La pandemia di COVID dunque ha fornito il pretesto per insistere sul programma di lavoro già tracciato. E’ senza dubbio sulla dimensione esterna che la Commissione zoppica. La maldestra visita dell’Alto rappresentante in Russia, il sofagate in Turchia e la ancora troppo forte dipendenza dai legami con gli Stati Uniti condizionano l’operato di von der Leyen e commissari. L’Ue ha preso un ruolo di leadership sulle politiche di contrasto ai cambiamenti climatici, non c’è dubbio, ma non è chiaro quanto i Paesi più inquinanti e più energivori sapranno rispondere ai richiami a dodici stelle. E poi, si rileva ancora, “l’ambiente geopolitico era in gran parte inospitale fino alla sostituzione di Donald Trump con Joe Biden come presidente degli Stati Uniti, e rimane ancora complesso e impegnativo”.
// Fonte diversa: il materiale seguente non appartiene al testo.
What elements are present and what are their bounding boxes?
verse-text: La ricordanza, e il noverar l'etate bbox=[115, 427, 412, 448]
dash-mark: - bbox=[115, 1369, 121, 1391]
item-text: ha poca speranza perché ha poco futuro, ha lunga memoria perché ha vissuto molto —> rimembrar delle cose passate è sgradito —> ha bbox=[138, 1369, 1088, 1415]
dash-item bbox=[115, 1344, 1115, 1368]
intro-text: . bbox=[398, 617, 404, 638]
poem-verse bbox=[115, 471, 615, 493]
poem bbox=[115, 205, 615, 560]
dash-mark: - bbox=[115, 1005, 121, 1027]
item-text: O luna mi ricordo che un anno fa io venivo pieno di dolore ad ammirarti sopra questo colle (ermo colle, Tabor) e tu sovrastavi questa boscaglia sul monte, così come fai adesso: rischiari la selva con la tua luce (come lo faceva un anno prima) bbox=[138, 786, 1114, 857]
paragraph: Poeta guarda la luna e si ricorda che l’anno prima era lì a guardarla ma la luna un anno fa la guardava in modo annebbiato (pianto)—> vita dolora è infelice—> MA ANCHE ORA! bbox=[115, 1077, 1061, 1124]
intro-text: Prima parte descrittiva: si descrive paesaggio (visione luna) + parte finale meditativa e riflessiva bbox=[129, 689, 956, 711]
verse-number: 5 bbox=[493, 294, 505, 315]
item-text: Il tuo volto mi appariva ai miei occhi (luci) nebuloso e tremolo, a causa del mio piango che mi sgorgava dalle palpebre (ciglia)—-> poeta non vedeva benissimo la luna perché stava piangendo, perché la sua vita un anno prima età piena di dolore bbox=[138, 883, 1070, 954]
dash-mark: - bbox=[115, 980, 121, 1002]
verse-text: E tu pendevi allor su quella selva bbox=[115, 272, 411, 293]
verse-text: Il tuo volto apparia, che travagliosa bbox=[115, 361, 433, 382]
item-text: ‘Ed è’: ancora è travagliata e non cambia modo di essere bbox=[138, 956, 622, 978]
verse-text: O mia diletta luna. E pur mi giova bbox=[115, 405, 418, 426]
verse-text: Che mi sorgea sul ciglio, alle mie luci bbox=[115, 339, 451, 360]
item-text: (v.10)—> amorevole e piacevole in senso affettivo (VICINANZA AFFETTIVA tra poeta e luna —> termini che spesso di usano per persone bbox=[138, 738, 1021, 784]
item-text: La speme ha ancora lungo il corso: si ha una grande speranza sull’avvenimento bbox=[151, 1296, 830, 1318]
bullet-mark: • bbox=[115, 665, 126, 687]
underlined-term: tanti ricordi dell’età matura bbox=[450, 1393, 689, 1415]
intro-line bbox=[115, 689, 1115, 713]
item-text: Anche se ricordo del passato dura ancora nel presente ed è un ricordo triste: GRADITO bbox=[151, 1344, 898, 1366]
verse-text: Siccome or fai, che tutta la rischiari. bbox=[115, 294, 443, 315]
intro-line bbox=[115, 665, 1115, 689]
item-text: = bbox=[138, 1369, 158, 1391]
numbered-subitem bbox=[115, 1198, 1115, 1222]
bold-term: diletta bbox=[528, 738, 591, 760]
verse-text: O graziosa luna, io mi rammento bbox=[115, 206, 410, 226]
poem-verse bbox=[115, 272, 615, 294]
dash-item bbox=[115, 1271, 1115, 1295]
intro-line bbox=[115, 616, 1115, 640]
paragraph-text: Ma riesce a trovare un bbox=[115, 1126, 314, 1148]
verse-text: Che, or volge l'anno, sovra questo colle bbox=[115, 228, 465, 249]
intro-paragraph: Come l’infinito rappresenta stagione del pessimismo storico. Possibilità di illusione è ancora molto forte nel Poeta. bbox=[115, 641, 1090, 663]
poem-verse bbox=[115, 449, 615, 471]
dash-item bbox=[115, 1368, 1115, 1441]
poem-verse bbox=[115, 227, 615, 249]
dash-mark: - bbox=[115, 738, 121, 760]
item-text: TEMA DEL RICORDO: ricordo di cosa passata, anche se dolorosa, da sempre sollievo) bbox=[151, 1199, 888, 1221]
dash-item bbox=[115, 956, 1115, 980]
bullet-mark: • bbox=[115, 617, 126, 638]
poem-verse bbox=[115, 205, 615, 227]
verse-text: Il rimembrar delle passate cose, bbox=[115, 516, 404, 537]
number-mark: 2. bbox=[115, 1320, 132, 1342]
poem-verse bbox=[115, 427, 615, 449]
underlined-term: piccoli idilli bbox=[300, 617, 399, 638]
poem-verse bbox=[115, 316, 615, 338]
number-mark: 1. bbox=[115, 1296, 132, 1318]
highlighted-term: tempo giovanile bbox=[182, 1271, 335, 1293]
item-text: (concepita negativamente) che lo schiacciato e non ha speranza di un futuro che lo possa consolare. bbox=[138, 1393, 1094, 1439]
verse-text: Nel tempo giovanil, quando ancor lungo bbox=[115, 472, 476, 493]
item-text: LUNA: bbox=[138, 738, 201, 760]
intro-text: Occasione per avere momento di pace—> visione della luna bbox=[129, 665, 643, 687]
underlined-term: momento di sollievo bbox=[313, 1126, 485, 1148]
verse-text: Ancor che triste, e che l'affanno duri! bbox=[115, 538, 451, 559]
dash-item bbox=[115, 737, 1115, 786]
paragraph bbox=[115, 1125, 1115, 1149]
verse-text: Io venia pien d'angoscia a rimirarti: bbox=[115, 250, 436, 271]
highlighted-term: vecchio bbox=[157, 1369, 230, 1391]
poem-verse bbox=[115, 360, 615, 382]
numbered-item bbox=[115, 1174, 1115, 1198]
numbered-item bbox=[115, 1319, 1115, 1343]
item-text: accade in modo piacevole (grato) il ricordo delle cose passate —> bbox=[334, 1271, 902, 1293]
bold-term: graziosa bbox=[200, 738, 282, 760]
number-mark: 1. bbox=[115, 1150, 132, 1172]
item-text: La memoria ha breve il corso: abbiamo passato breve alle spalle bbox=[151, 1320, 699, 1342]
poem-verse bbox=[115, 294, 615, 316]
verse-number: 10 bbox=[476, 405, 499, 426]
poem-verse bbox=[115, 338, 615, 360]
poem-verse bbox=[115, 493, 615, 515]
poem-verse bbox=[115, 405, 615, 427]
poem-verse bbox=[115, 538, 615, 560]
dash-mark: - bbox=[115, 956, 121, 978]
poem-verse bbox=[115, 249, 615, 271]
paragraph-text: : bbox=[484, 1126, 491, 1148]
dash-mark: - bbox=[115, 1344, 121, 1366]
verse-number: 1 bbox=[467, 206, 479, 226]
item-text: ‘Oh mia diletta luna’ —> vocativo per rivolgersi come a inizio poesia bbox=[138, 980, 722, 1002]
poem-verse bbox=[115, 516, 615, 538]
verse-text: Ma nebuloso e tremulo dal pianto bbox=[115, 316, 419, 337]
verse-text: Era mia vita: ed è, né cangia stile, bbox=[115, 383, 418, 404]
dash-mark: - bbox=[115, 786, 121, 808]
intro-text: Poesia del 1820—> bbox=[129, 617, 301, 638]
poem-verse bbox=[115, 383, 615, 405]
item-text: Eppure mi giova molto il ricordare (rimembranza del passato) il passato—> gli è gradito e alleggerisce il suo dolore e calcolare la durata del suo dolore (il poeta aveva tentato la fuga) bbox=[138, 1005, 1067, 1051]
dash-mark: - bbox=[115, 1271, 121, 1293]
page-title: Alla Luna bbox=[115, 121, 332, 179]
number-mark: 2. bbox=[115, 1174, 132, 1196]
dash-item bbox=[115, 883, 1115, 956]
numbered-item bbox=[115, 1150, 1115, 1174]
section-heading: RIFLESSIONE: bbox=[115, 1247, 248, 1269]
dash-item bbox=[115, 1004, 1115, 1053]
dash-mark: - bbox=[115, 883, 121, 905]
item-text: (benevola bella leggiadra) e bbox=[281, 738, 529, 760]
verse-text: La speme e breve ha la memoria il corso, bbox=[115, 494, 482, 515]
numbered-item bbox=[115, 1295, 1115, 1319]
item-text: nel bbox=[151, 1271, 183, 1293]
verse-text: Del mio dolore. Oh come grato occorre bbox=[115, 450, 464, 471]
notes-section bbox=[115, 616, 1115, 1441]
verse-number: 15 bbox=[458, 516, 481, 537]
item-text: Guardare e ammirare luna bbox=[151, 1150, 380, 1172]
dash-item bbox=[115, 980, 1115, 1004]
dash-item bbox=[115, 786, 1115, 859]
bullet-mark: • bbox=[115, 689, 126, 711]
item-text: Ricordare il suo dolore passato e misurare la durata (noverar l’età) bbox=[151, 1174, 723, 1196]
Nell’ambito della quinta priorità, relativa alla promozione dello stile di vita europeo, che include migrazione e salute, l’impatto della crisi sanitaria ha prodotto il paradosso per cui alcuni dossier si sono arrestati (immigrazione) e sono slittati al 2021, ma l’ambizione di costruire un’unione europea della salute si è fatta più forte e concreta. Dalla cabina di regia per la distribuzione di mascherine e ventilatori, all’acquisto di vaccini per conto degli Stati fino proposta di creare l’Autorità europea per la preparazione e la risposta alle emergenze sanitarie, la Commissione europea ha impresso un’accelerazione senza precedenti su questo fronte.
L’ultimo punto è legato alla conferenza sul futuro dell’Europa, in ritardo non solo per la colpa dell’esecutivo comunitario. I litigi inter-istituzionali sul formato, la gestione, la logistica, unita alla necessità di adeguare il tutto alla mutata realtà del COVID che impedisce incontri fisici, ha prodotto notevoli ritardi. Ma il 9 maggio si parte.
In sintesi: la caratteristica “interessante” di questo anno e mezzo di lavoro è che la Commissione non ha scelto di abbandonare o modificare in modo significativo le sue priorità. A queste “ha semplicemente aggiunto una settima priorità” al suo portafoglio esistente, vale a dire un’azione per contenere la crisi del coronavirus e promuovere la ripresa economica da essa. In questo non ha neppure riconfigurato in modo significativo il portafogli dei membri del Collegio, in risposta alla crisi, come alcuni si sarebbero potuti aspettare.